I started telling you about the albums that have influenced me and why. I started with Tarkio Road by Brewer and Shipley. The next one is Revolver by The Beatles. This album came out in 1966. I was 13 years-old and totally in love with The Beatles, though I was not a screaming fan like so many others. Of course, Paul was the heart throb, and he certainly was nice to look at. John was definitely a songwriting hero, but George was the one I had a crush on. I was a card-carrying member of the Beatles Fan Club and wore a velour olive green Beatles hat. I wore that hat everywhere and argued with my girlfriends about who was the better Beatle. I had a "Help" soundtrack songbook for piano and learned all of the songs from that movie. And, I had seen the movie over and over again at our neighborhood theater, where I could pay $1 and see the same movie all day long.

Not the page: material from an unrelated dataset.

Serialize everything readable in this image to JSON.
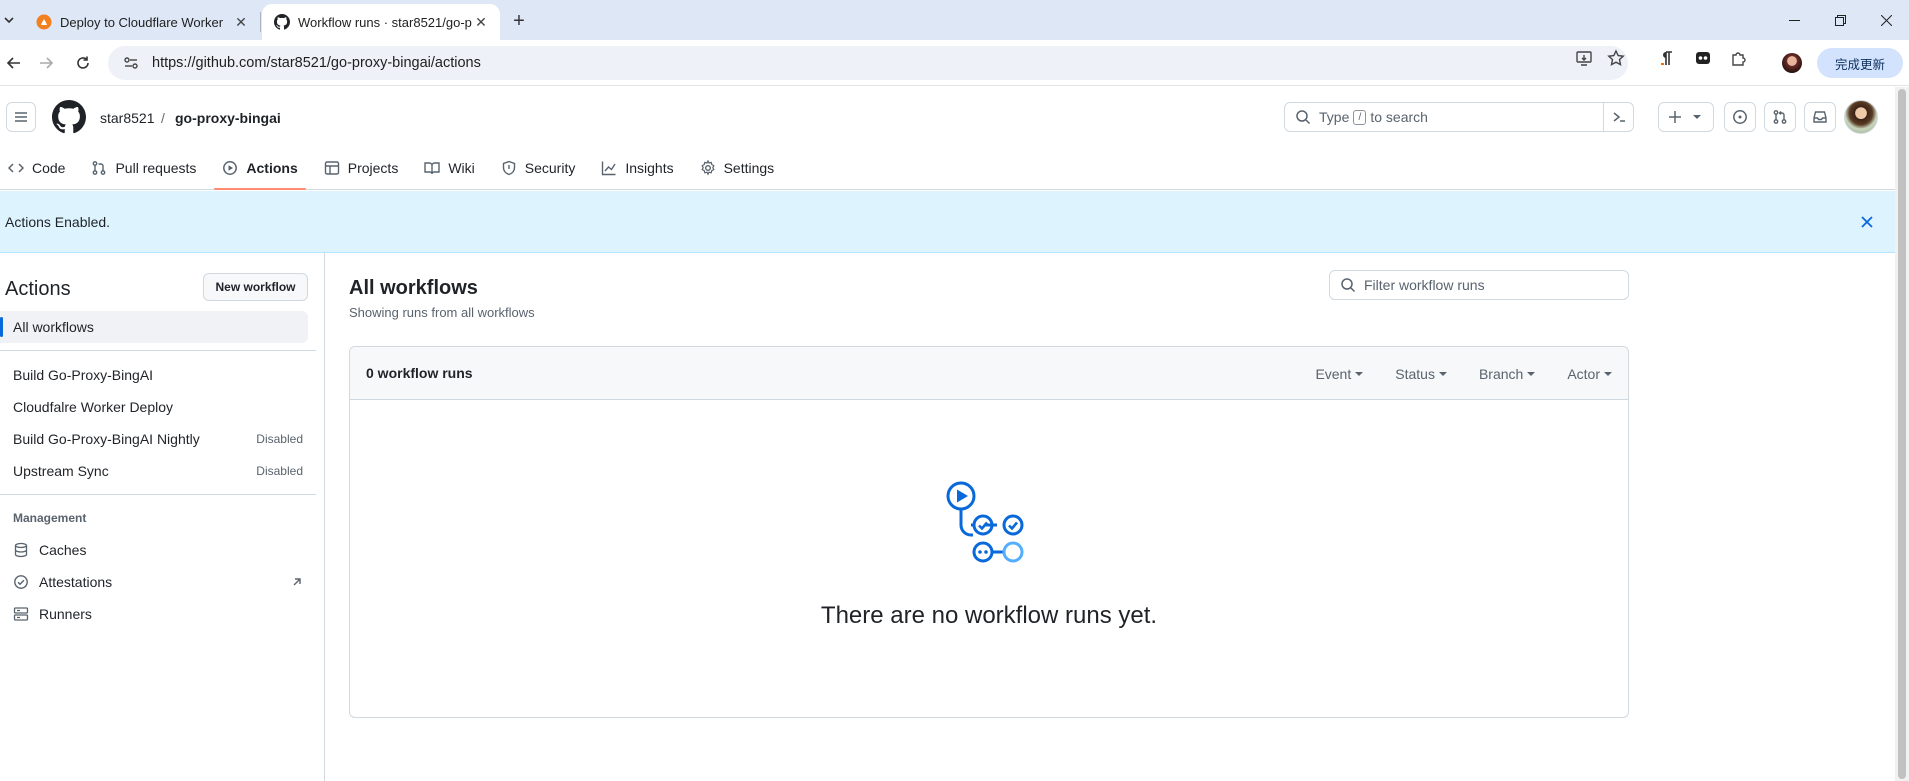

When Revolver came out, I was already starting to question my parents' values. Taxman and Eleanor Rigby had a profound effect on me. And, the music had suddenly changed. It was with this album that they introduced the use of studio effects to color the music. It opened my eyes in more ways than one. I loved everyone of their albums and loved hearing them grow as musicians. As a young teen, I already had a very eclectic taste in music, due to my father's influence, but The Beatles were teaching me that even within a specific genre of music, I could continue to evolve. There have been other musicians who were successful in that way too, such as Joni Mitchell, but The Beatles were the first for me. Diversity has continued to be a very important part of my music and my songwriting.
In the Facebook game, I was limited to 10 albums. It was so hard to pick. I'm not going to go into great detail for every one , but the rest of them are "Innervisions" - Stevie Wonder, "Overnight Sensation" - Frank Zappa, "Aoxomoxa" - Grateful Dead, "Low Spark of High-Heeled Boys" - Traffic, "Give it Up" - Bonnie Raitt, "4-Way Street" - Crosby, Stills, Nash and Young, "Tapestry" - Carole King and "Billie Holiday Sings" - Billie Holiday. Some of the ones that didn't make the list are Rumours by Fleetwood Mac, American Beauty by The Grateful Dead, Dreamboat Annie by Heart, Between the Lines by Janis Ian, Never Letting Go by Phoebe Snow, the self titled Rickie Lee Jones. The list could go on and on. I haven't even touched on the folk albums, Motown or the jazz and blues albums. It was almost impossible to choose only 10. And, tomorrow I might pick completely different ones. I've always said that I don't do favorites very well. It's ever-changing.